Software Engineer, Google Compute Engine

Google Compute Engine provides Persistent Disks to use as the primary block storage for your virtual machine instances. Provisioning the appropriate size of block storage has been a challenge for many cloud and on-premise customers because it requires planning for future data growth and performance needs. When a virtual machine runs out of space, there was no easy way to scale the size of your block storage.

Today we're announcing general availability of online resizing for Persistent Disks. It’s as easy as a button click or a single API call. It doesn’t cause any downtime to Google Compute Engine instances and doesn’t require snapshotting. It applies to all Persistent Disks, including the recently announced 64 TB volumes.

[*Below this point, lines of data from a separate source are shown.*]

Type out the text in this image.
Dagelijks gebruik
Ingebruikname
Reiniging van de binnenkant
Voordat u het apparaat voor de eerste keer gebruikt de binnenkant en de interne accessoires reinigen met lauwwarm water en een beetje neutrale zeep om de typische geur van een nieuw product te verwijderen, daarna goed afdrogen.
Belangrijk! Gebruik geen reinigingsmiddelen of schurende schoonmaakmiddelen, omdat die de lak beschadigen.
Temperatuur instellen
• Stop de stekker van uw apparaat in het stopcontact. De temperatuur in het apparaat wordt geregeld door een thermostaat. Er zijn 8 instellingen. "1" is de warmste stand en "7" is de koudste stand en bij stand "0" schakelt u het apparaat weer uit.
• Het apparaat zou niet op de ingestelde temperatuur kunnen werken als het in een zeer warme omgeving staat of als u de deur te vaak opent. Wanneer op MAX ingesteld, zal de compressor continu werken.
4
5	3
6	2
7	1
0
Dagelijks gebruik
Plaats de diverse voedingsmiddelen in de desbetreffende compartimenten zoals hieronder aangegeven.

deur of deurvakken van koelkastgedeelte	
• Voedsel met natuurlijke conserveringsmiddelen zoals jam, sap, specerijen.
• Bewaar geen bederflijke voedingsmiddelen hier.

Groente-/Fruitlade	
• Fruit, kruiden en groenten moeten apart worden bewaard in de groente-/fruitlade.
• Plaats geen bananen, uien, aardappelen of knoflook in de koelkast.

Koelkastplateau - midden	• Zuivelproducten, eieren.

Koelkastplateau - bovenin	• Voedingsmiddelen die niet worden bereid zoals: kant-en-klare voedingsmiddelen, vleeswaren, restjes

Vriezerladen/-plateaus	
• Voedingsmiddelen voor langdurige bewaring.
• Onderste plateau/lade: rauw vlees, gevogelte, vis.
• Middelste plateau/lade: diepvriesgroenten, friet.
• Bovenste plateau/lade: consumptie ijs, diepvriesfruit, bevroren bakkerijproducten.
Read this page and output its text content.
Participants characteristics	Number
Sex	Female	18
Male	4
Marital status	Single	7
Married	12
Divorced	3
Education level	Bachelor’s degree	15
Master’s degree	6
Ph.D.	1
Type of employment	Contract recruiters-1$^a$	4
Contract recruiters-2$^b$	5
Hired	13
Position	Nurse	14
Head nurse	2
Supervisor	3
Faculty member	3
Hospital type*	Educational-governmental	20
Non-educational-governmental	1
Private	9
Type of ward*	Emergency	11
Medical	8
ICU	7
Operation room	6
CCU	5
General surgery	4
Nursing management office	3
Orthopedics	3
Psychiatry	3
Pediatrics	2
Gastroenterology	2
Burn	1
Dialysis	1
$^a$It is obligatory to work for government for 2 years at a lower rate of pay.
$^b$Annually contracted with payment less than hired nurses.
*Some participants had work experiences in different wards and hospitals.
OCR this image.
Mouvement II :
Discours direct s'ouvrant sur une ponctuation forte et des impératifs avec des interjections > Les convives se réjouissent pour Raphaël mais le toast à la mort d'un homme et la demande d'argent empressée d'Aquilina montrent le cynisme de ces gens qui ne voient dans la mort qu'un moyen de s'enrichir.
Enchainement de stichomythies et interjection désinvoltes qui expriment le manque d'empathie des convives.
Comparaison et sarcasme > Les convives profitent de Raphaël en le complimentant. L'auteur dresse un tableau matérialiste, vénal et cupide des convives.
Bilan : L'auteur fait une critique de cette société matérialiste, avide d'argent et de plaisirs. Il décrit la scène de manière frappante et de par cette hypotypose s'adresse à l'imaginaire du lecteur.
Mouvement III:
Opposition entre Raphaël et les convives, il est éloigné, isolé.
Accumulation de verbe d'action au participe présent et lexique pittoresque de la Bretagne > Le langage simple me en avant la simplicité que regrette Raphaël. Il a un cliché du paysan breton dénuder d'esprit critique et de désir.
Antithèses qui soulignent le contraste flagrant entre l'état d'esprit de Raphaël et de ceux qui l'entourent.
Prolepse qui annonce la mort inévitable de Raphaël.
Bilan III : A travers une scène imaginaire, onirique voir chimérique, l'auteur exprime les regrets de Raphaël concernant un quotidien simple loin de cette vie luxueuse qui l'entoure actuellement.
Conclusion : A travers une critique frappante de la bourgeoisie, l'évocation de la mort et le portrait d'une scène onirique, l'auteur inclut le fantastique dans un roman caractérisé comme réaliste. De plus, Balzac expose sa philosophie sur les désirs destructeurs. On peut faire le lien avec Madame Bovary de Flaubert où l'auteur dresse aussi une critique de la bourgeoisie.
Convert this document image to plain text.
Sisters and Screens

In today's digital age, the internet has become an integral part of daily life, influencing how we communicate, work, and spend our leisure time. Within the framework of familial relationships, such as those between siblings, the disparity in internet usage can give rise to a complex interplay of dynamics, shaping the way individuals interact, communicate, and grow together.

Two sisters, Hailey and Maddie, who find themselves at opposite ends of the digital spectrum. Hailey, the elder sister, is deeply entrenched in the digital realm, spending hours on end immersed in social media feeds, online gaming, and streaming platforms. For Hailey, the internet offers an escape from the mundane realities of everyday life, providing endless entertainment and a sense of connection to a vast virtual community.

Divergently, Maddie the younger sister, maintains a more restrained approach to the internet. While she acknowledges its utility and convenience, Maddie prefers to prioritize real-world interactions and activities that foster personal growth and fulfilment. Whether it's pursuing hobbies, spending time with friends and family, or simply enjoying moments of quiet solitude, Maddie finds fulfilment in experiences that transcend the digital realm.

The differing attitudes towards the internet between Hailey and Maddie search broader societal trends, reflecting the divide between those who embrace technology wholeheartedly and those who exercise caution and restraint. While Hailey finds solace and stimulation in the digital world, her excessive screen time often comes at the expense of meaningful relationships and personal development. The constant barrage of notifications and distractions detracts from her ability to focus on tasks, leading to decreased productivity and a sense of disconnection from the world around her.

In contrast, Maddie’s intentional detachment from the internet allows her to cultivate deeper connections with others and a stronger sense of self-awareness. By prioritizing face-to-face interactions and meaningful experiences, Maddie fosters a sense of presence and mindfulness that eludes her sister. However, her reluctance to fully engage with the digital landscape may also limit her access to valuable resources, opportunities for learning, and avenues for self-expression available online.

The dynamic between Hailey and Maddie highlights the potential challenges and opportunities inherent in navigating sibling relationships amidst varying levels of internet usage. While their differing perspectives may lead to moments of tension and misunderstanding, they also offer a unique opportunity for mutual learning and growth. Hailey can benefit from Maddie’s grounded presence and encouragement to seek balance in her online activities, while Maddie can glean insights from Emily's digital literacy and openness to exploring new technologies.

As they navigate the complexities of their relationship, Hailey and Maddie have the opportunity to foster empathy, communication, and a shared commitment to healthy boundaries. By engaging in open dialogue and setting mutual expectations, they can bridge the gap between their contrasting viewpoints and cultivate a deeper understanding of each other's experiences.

With the introduction of this feature, Persistent Disk capacity planning becomes much simpler. Persistent Disks can be provisioned based on immediate needs and increased in size later when you require more space or performance1. Instead of implementing a complex workflow that would take the system offline — such as snapshot the disk, restore the snapshot to a larger device then bring back online again — there's a single command that makes physical devices larger. The device immediately has higher IOPS and throughput limits. After you resize a disk that's already mounted on a VM instance, resize the file system. Usually it's as simple as running resize2fs on Linux or resizing partitions in Windows Disk Manager.

Internally we've been using online disk resizing with Cloud SQL Second Generation. It has enabled automatic growth of Persistent Disks used by Google Cloud SQL with no downtime.

We hope you enjoy the new feature!

1 Persistent Disk performance depends on the size of the volume and the type of disk you select. Larger volumes can achieve higher I/O levels than smaller volumes.